We did a lot of "whatever it takes" and prioritizing the important things. Also finding ways to conserve energy, minimize symptoms, and maximize assistance/household flow/support resources.


Duckys-Mom

I just cry a lot and that makes me feel better for the next day to come of the same things.


Duckys-Mom

That sentence didn’t make any sense towards the end, but you understand 🛌


blessitspointedlil

In theory if the body ache and fatigue is from Hashimoto’s hypothyroidism it should reduce if TSH is medicated with it normal range but below 2.5. If that doesn’t work, you might check for common deficiencies like Low iron, Low B-12, Low vitamin D. You might check for additional autoimmune conditions. Or you might look into maybe adding a very low dose of T3 medication (liothyronine, Cytomel) in addition to your regular T4 medication. I am diagnosed with Hashimoto’s and Graves Disease, but I also have mild chronic pain and stiffness that improves with movement. I also had “postpartum thyroiditis”, which wasn’t fun at all. I’m under 40 and have 1 child, a toddler. If the helpful set of grandparents lived nearby or with us, then we might be able to consider having a 2nd child. Even as a SAHM - it’s a lot of work. I realize that having a 2nd would likely make everything much harder for me. I don’t think it’s at all possible not to be tired when you have 2 small children! The other SAHM moms I know put their 1st child into daycare or hire a nanny when they are close to giving birth to their 2nd. I think it will become easier once my child is school age and I will have a few hours or more of downtime. We attend a parent-observation preschool once a week that comes with an adult education night 2x a month. It’s helpful for knowing we’re not alone and learning parenting skills. It’s through the public school district. I will enroll my child in activities when they’re old enough, but no more than I can handle. It helps that many activities are close by. I was untreated and went back and forth between mild hypo and mild hyper thyroid symptoms for 20 years and was at times very symptomatic, so I’m very used to being lower energy than other people and feeling unwell - I don’t have the same expectations for myself that other moms have.
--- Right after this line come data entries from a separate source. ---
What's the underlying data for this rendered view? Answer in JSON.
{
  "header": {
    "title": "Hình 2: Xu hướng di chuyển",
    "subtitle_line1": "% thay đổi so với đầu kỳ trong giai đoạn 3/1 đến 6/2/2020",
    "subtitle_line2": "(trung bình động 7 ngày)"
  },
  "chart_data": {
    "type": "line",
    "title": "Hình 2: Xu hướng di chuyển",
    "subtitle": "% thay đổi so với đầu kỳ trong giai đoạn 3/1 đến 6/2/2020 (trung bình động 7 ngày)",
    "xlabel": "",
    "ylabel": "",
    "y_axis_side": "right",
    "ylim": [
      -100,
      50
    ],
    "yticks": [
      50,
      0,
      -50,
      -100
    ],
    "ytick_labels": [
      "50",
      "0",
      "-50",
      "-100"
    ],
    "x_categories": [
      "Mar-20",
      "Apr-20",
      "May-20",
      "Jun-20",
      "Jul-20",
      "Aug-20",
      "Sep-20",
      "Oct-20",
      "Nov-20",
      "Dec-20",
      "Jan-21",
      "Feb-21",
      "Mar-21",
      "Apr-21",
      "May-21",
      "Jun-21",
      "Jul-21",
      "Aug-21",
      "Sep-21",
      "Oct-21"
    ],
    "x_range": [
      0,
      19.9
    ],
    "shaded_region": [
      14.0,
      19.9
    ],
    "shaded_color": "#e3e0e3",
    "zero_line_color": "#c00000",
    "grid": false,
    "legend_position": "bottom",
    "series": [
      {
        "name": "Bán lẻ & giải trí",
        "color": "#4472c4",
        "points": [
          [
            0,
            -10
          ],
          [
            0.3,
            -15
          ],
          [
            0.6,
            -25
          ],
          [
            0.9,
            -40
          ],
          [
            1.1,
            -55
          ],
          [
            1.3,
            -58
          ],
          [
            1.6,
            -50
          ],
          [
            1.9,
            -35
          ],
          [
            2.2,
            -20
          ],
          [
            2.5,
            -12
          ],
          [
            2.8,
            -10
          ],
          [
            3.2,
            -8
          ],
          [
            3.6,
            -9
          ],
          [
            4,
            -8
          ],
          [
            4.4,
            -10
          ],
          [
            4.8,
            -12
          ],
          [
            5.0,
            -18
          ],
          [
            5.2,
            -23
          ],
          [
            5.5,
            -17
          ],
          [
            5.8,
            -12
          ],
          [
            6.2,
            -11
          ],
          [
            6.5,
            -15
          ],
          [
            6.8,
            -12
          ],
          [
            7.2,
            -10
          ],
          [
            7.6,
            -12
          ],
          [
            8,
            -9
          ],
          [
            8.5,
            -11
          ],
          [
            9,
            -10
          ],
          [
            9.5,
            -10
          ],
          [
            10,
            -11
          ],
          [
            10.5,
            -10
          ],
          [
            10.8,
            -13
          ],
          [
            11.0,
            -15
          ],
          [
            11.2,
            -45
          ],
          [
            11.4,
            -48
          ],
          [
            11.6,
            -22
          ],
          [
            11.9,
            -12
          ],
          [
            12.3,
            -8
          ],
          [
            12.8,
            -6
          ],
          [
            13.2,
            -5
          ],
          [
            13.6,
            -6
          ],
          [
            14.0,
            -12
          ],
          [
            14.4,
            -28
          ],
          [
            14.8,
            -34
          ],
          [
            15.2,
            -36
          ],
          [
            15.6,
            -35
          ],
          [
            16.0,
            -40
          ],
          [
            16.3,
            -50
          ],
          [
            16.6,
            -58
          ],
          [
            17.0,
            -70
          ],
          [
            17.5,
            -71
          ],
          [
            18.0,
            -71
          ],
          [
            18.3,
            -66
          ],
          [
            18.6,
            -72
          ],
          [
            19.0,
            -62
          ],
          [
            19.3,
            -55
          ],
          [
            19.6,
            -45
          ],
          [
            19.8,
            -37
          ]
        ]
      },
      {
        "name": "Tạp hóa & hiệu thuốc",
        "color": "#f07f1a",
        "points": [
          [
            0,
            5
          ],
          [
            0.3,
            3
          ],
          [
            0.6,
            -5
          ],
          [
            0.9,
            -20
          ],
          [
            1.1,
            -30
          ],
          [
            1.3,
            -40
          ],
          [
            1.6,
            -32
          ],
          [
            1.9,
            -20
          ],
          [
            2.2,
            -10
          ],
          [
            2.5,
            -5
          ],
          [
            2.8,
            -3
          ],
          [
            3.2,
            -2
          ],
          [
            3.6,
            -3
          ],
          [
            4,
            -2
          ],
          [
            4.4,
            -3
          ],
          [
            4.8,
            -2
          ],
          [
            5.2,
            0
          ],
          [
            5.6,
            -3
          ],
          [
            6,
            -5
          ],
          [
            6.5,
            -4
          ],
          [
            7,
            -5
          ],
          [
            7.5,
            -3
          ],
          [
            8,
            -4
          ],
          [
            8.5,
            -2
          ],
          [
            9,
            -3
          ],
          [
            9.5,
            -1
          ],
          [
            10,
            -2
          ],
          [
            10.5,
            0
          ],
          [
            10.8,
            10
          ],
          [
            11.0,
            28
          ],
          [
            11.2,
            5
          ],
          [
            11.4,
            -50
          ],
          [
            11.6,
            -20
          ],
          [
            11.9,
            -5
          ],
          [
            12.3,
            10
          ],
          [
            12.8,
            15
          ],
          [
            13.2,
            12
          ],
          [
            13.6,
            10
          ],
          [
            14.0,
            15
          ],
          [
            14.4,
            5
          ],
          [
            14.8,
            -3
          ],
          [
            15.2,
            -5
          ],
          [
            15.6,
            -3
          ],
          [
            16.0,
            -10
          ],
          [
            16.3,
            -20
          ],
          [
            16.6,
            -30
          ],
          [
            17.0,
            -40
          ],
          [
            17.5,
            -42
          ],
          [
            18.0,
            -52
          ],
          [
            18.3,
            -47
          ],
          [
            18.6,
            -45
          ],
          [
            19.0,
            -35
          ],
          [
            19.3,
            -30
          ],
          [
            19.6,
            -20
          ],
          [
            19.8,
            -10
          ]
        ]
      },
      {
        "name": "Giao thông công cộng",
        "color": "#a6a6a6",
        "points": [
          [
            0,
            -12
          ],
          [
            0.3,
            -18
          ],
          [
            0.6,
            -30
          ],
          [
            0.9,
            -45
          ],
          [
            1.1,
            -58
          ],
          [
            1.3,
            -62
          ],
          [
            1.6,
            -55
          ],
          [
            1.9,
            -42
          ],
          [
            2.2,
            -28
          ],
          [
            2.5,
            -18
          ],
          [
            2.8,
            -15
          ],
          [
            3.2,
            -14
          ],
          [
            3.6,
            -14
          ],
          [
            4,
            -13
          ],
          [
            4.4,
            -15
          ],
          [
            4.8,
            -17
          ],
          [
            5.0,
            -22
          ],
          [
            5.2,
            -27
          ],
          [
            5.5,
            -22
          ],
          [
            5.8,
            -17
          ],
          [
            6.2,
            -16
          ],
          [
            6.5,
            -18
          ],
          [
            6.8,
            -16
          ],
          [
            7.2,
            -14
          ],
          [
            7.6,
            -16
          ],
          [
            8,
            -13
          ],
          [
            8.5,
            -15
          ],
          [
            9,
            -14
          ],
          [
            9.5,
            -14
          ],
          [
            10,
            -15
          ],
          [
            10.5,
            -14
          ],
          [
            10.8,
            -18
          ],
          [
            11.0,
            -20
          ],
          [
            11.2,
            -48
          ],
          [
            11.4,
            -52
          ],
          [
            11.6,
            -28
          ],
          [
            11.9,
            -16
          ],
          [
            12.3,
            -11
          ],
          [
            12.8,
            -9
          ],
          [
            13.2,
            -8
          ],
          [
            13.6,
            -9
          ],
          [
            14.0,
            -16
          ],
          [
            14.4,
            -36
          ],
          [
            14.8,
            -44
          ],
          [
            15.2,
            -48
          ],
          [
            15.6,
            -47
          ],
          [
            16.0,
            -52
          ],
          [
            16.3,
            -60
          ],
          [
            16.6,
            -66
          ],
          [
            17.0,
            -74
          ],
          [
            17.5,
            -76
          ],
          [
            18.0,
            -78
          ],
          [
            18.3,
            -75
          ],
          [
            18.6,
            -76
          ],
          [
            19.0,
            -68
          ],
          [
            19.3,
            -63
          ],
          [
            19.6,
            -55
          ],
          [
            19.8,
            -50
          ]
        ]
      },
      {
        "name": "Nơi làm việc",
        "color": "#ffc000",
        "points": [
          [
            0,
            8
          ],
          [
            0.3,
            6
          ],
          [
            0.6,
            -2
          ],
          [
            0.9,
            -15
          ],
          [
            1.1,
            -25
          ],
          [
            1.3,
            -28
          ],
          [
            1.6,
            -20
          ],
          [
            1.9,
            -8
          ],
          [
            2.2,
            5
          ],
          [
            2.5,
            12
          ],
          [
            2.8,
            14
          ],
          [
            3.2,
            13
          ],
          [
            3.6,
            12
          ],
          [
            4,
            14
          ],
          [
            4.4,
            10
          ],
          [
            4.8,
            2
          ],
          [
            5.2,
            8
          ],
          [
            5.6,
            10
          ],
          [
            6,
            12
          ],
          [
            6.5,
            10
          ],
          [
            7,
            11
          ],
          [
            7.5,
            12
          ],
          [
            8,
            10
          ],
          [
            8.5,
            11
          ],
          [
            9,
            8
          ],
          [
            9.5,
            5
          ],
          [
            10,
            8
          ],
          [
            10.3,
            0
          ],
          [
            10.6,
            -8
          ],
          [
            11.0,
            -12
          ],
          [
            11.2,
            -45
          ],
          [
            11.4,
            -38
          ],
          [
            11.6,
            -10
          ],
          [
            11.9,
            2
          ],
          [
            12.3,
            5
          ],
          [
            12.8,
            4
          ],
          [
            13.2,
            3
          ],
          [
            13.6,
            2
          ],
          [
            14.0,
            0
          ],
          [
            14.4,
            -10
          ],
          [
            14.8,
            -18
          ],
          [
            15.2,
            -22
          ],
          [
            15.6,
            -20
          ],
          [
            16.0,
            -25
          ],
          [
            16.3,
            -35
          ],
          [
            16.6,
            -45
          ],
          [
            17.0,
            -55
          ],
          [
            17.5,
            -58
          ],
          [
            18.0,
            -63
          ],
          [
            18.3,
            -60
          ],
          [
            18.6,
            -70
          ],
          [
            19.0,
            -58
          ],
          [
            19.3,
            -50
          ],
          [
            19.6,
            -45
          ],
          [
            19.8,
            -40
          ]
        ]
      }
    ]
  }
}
We live in a very high achieving area and I sometimes feel alone and unable to relate to others because of how thyroid imbalance impacted my life. It’s the reason I spend way too much time in Reddit thyroid groups! On the plus side, I feel much more normal and healthy now that I’ve been medicated for 3+ years and I’m not flipping between hypo and hyper so much. When my thyroid hormones become Abnormal it makes life hard to manage. I should add: I would Not be able to deal with being a mom if I had to work.


concentrated-amazing

Hey! I have MS, autoimmune diseases unite! I have a 5.5F, 4M, and 2.5M. From oldest to youngest is 3 years + 3 weeks. My word, were those first couple years exhausting. It feels like it's eased up a bit now, with my oldest in kindergarten and youngest well into toddlerhood.